Rynar wrote:
What if we were to design something with about 1/10 the yield of the W54, that was the rough equivalent of 1 ton of TNT?
I do not know if that is physically possible. To the best of my understanding, there is a lower limit for the yield that can be produced from a nuclear explosion; as it was the W-54 was horrendously inefficient in terms of mass-to-weight, and such inefficiency might, below a certain design yield, reach the point where a sufficient chain reaction for a nuclear explosion simply might not be made to happen. I'm not a physicist so I really can't answer that issue any better than that but maybe Rafael or Arathain could give you a better answer.
However, lets assume it could be done.
In and of itself, this would not be problematic; 1 ton is simply a relatively large aircraft bomb. Radiation complicates things a bit, but lets leave that aside. All you would have is a horrendously expensive and complicated 2000-pound-equivalent bomb.
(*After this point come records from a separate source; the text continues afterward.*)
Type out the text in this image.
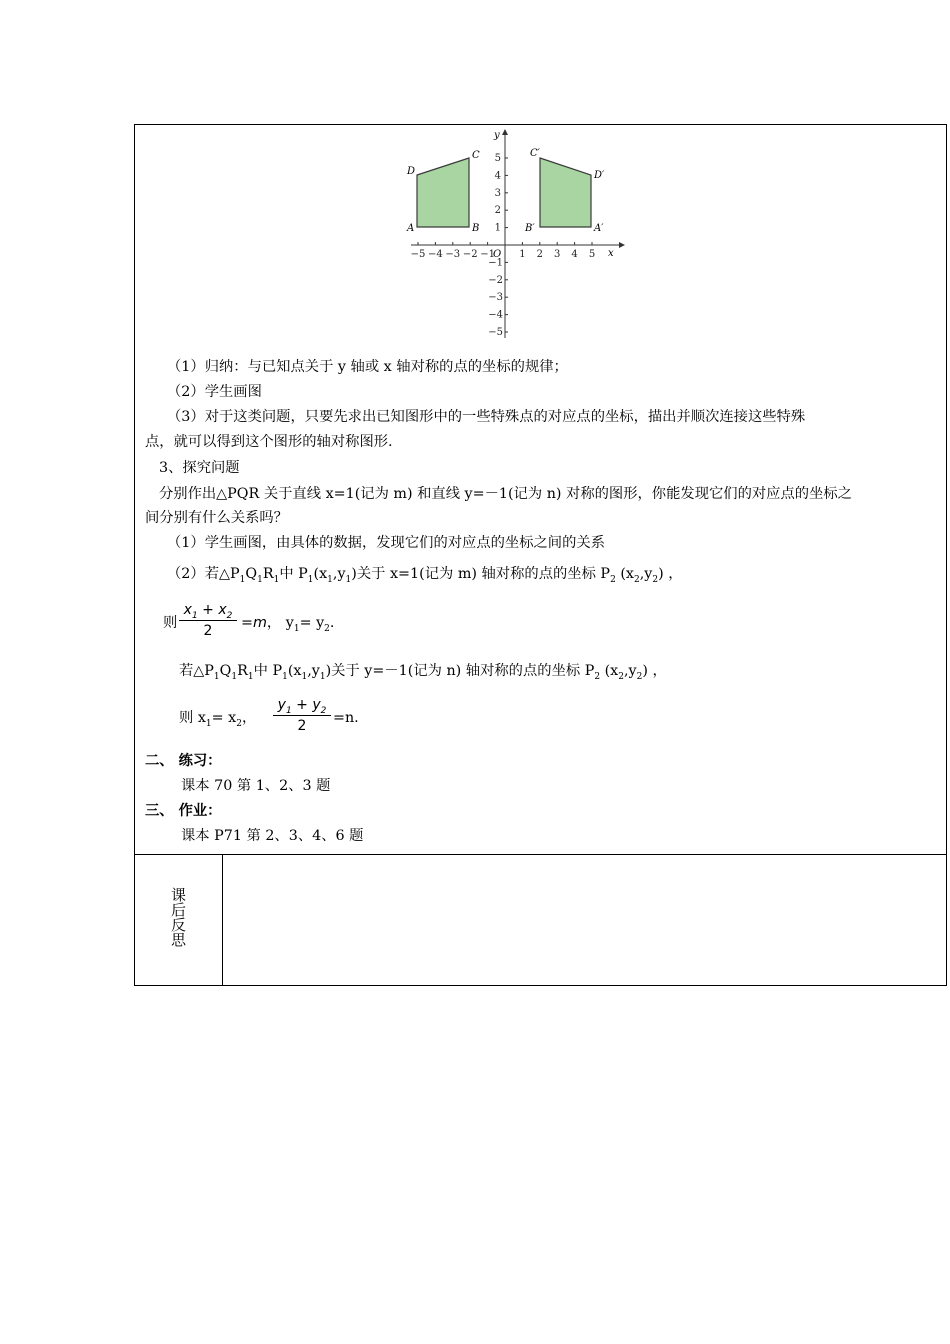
−5 −4 −3 −2 −1 1 2 3 4 5
5
4
3
2
1
−1
−2
−3
−4
−5
O	x
y
D
C
A	B
C′
D′
B′	A′
（1）归纳：与已知点关于 y 轴或 x 轴对称的点的坐标的规律；
（2）学生画图
（3）对于这类问题，只要先求出已知图形中的一些特殊点的对应点的坐标，描出并顺次连接这些特殊
点，就可以得到这个图形的轴对称图形.
3、探究问题
分别作出△PQR 关于直线 x=1(记为 m) 和直线 y=－1(记为 n) 对称的图形，你能发现它们的对应点的坐标之
间分别有什么关系吗？
（1）学生画图，由具体的数据，发现它们的对应点的坐标之间的关系
（2）若$\triangle P_1Q_1R_1$中 $P_1(x_1,y_1)$关于 x=1(记为 m) 轴对称的点的坐标 $P_2$ $(x_2,y_2)$ ，
则
$x_1 + x_2$
2	=m， $y_1= y_2$.
若$\triangle P_1Q_1R_1$中 $P_1(x_1,y_1)$关于 y=－1(记为 n) 轴对称的点的坐标 $P_2$ $(x_2,y_2)$ ，
则 $x_1= x_2$，
$y_1 + y_2$
2	=n.
二、 练习：
课本 70 第 1、2、3 题
三、 作业：
课本 P71 第 2、3、4、6 题
课后反思
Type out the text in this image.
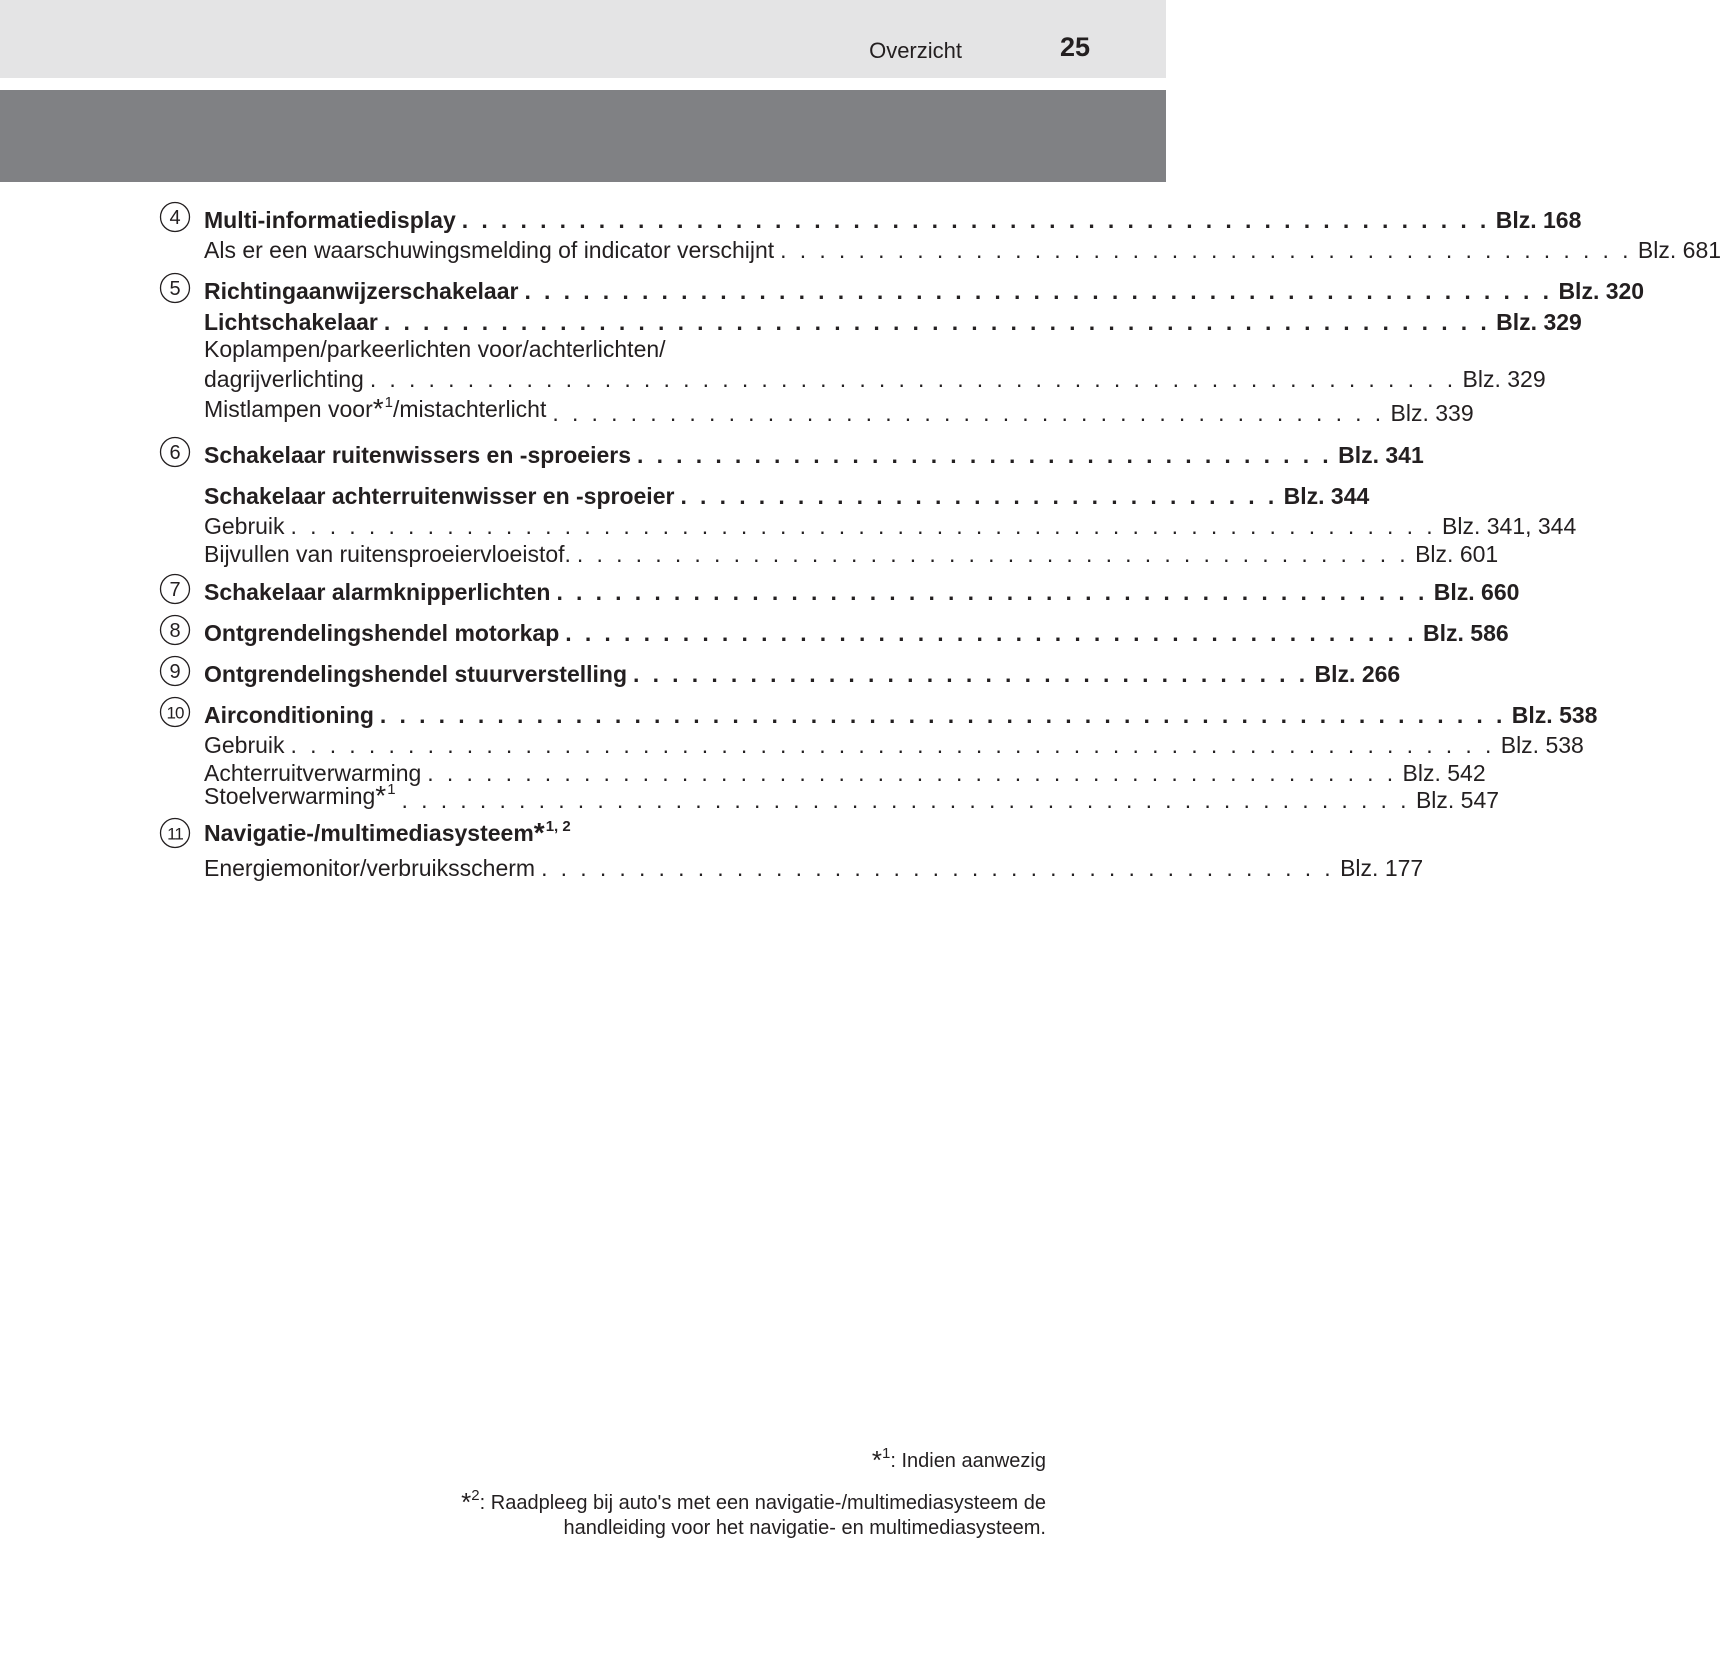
Overzicht	25
4 Multi-informatiedisplay . . . . . . . . . . . . . . . . . . . . . . . . . . . . . . . . . . . . . . . . . . . . . . . . . . . . . Blz. 168
Als er een waarschuwingsmelding of indicator verschijnt . . . . . . . . . . . . . . . . . . . . . . . . . . . . . . . . . . . . . . . . . . . . Blz. 681
5 Richtingaanwijzerschakelaar . . . . . . . . . . . . . . . . . . . . . . . . . . . . . . . . . . . . . . . . . . . . . . . . . . . . . Blz. 320
Lichtschakelaar . . . . . . . . . . . . . . . . . . . . . . . . . . . . . . . . . . . . . . . . . . . . . . . . . . . . . . . . . Blz. 329
Koplampen/parkeerlichten voor/achterlichten/
dagrijverlichting . . . . . . . . . . . . . . . . . . . . . . . . . . . . . . . . . . . . . . . . . . . . . . . . . . . . . . . . Blz. 329
Mistlampen voor*$^1$/mistachterlicht . . . . . . . . . . . . . . . . . . . . . . . . . . . . . . . . . . . . . . . . . . . Blz. 339
6 Schakelaar ruitenwissers en -sproeiers . . . . . . . . . . . . . . . . . . . . . . . . . . . . . . . . . . . . Blz. 341
Schakelaar achterruitenwisser en -sproeier . . . . . . . . . . . . . . . . . . . . . . . . . . . . . . . Blz. 344
Gebruik . . . . . . . . . . . . . . . . . . . . . . . . . . . . . . . . . . . . . . . . . . . . . . . . . . . . . . . . . . . Blz. 341, 344
Bijvullen van ruitensproeiervloeistof. . . . . . . . . . . . . . . . . . . . . . . . . . . . . . . . . . . . . . . . . . . . Blz. 601
7 Schakelaar alarmknipperlichten . . . . . . . . . . . . . . . . . . . . . . . . . . . . . . . . . . . . . . . . . . . . . Blz. 660
8 Ontgrendelingshendel motorkap . . . . . . . . . . . . . . . . . . . . . . . . . . . . . . . . . . . . . . . . . . . . Blz. 586
9 Ontgrendelingshendel stuurverstelling . . . . . . . . . . . . . . . . . . . . . . . . . . . . . . . . . . . Blz. 266
10 Airconditioning . . . . . . . . . . . . . . . . . . . . . . . . . . . . . . . . . . . . . . . . . . . . . . . . . . . . . . . . . . Blz. 538
Gebruik . . . . . . . . . . . . . . . . . . . . . . . . . . . . . . . . . . . . . . . . . . . . . . . . . . . . . . . . . . . . . . Blz. 538
Achterruitverwarming . . . . . . . . . . . . . . . . . . . . . . . . . . . . . . . . . . . . . . . . . . . . . . . . . . Blz. 542
Stoelverwarming*$^1$ . . . . . . . . . . . . . . . . . . . . . . . . . . . . . . . . . . . . . . . . . . . . . . . . . . . . Blz. 547
11 Navigatie-/multimediasysteem*$^{1, 2}$
Energiemonitor/verbruiksscherm . . . . . . . . . . . . . . . . . . . . . . . . . . . . . . . . . . . . . . . . . Blz. 177
*$^1$: Indien aanwezig
*$^2$: Raadpleeg bij auto's met een navigatie-/multimediasysteem de
handleiding voor het navigatie- en multimediasysteem.
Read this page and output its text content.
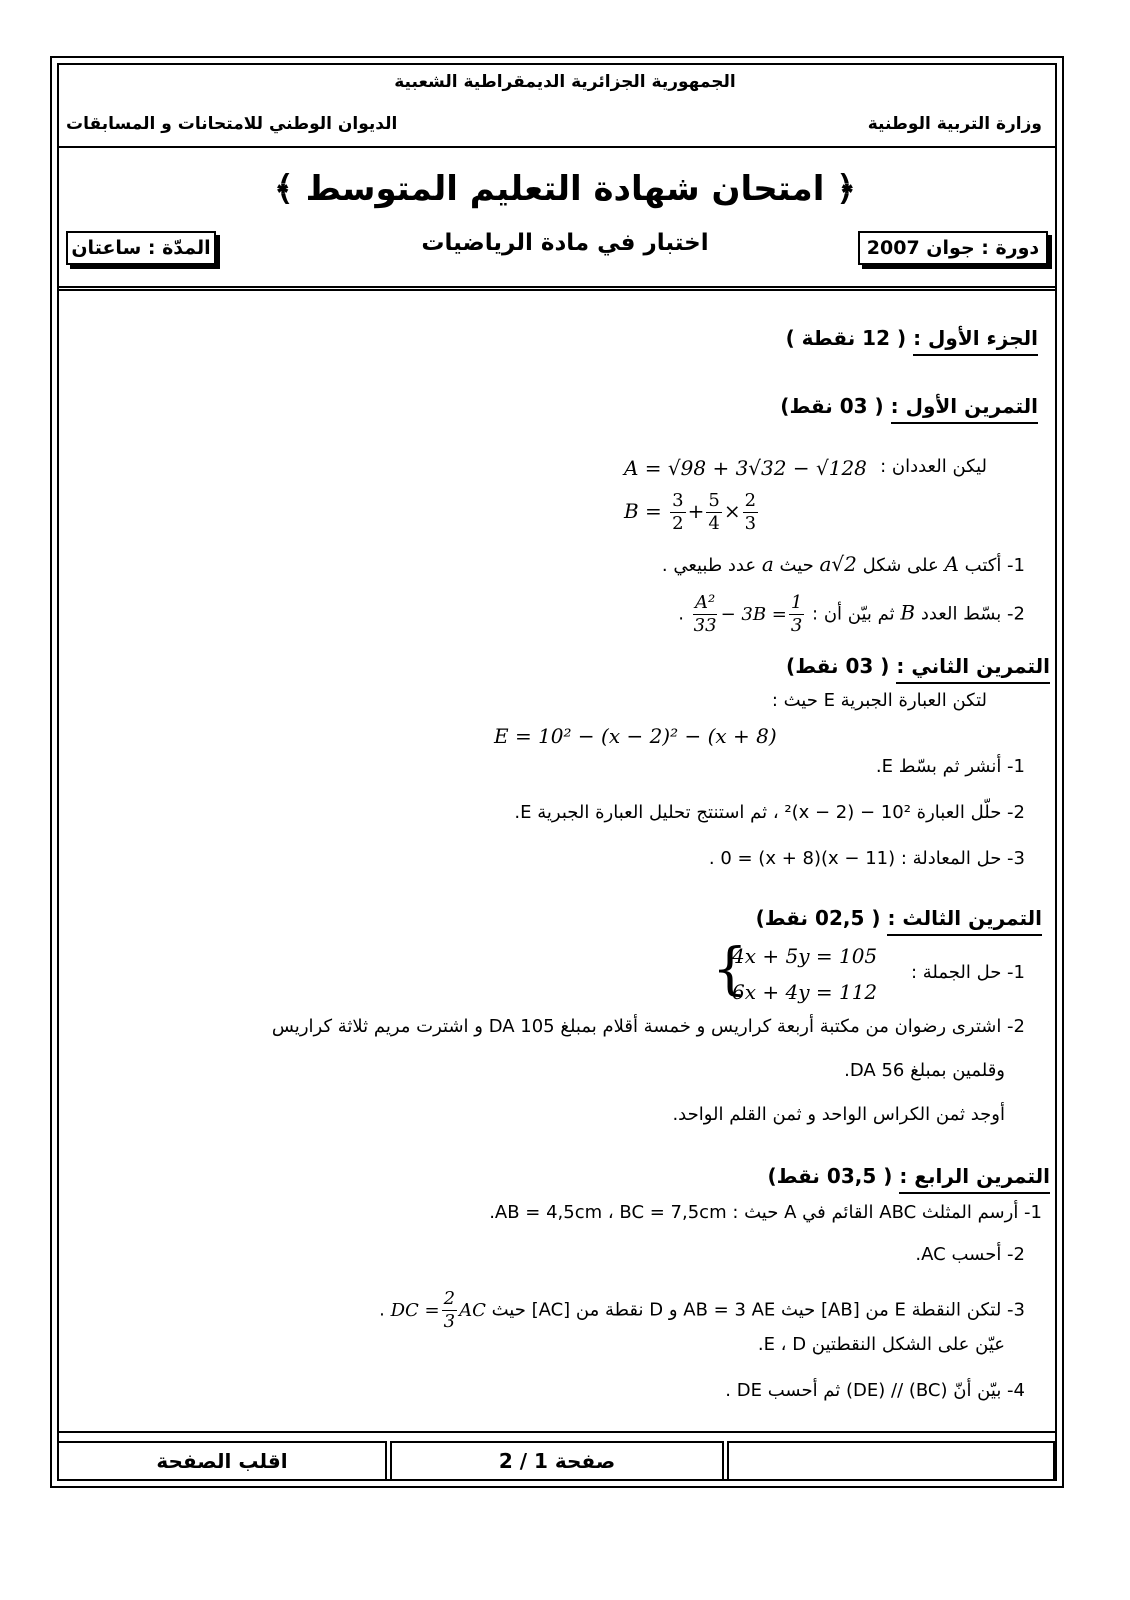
الجمهورية الجزائرية الديمقراطية الشعبية
الديوان الوطني للامتحانات و المسابقات	وزارة التربية الوطنية
﴿ امتحان شهادة التعليم المتوسط ﴾
اختبار في مادة الرياضيات
المدّة : ساعتان	دورة : جوان 2007
الجزء الأول : ( 12 نقطة )
التمرين الأول : ( 03 نقط)
ليكن العددان :
A = √98 + 3√32 − √128
$B = \frac{3}{2} + \frac{5}{4} \times \frac{2}{3}$
1- أكتب A على شكل a√2 حيث a عدد طبيعي .
2- بسّط العدد B ثم بيّن أن :
$\frac{\text{A²}}{33} - 3B = \frac{1}{3}$
.
التمرين الثاني : ( 03 نقط)
لتكن العبارة الجبرية E حيث :
E = 10² − (x − 2)² − (x + 8)
1- أنشر ثم بسّط E.
2- حلّل العبارة 10² − (x − 2)² ، ثم استنتج تحليل العبارة الجبرية E.
3- حل المعادلة : (11 − x)(x + 8) = 0 .
التمرين الثالث : ( 02,5 نقط)
1- حل الجملة :
{
4x + 5y = 105
6x + 4y = 112
2- اشترى رضوان من مكتبة أربعة كراريس و خمسة أقلام بمبلغ 105 DA و اشترت مريم ثلاثة كراريس
وقلمين بمبلغ 56 DA.
أوجد ثمن الكراس الواحد و ثمن القلم الواحد.
التمرين الرابع : ( 03,5 نقط)
1- أرسم المثلث ABC القائم في A حيث : AB = 4,5cm ، BC = 7,5cm.
2- أحسب AC.
3- لتكن النقطة E من [AB] حيث AB = 3 AE و D نقطة من [AC] حيث DC = $\frac{2}{3}$ AC .
عيّن على الشكل النقطتين E ، D.
4- بيّن أنّ (BC) // (DE) ثم أحسب DE .
اقلب الصفحة	صفحة 1 / 2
That, however, does not change the fact that this baby nuclear weapon remains a strategic weapon because it represents the ability to create much larger ones, and larger ones that would be vastly more efficient and cheaper in a yield-to-cost ratio simply because of the realities of physics. Similarly, the 2000-pound HE bomb is not strategic because much larger yields are directly proportional to much larger weights, and of course before long the HE bomb is far too heavy to actually use. The nuke has the opposite phenomenon until you get a a yield of around 6 megatons per metric ton of bomb which is, to my knowledge, the upper practical efficiency limit. Or, to put it another way, our fictional 1-ton nuke has a yield 1/475,000 of the W88 warhead but clearly the W-88 does not weigh 475,000 times more than it, or 47,500 times more than the W54.
In other words, the weapon is different in nature, and simply drawing an arbitrary line at a certain yield still creates all the strategic problems with other countries that a much larger weapon would. If private citizens have access to complicated, purposefully-inefficient 1-ton weapons, they easily have access to weapons up into the low hundreds of kilotons without even needing fusion weapons. This is a strategic threat, both to the other citizens of the country they inhabit but to every other country. I would not think it an exaggeration to say that other nuclear powers would expand their arsenals and would be far more likely to strike first now that they simply do not know who controls what in this country.
The 2nd amendment does not cover weapons like this in any way. It can't; they have no equivalent at the time and could not possibly have been a serious consideration in wording it. I find it hard to believe that more than maybe one or two of them could have even wrapped their minds around the concept, starting as they were from an 18th century knowledge base.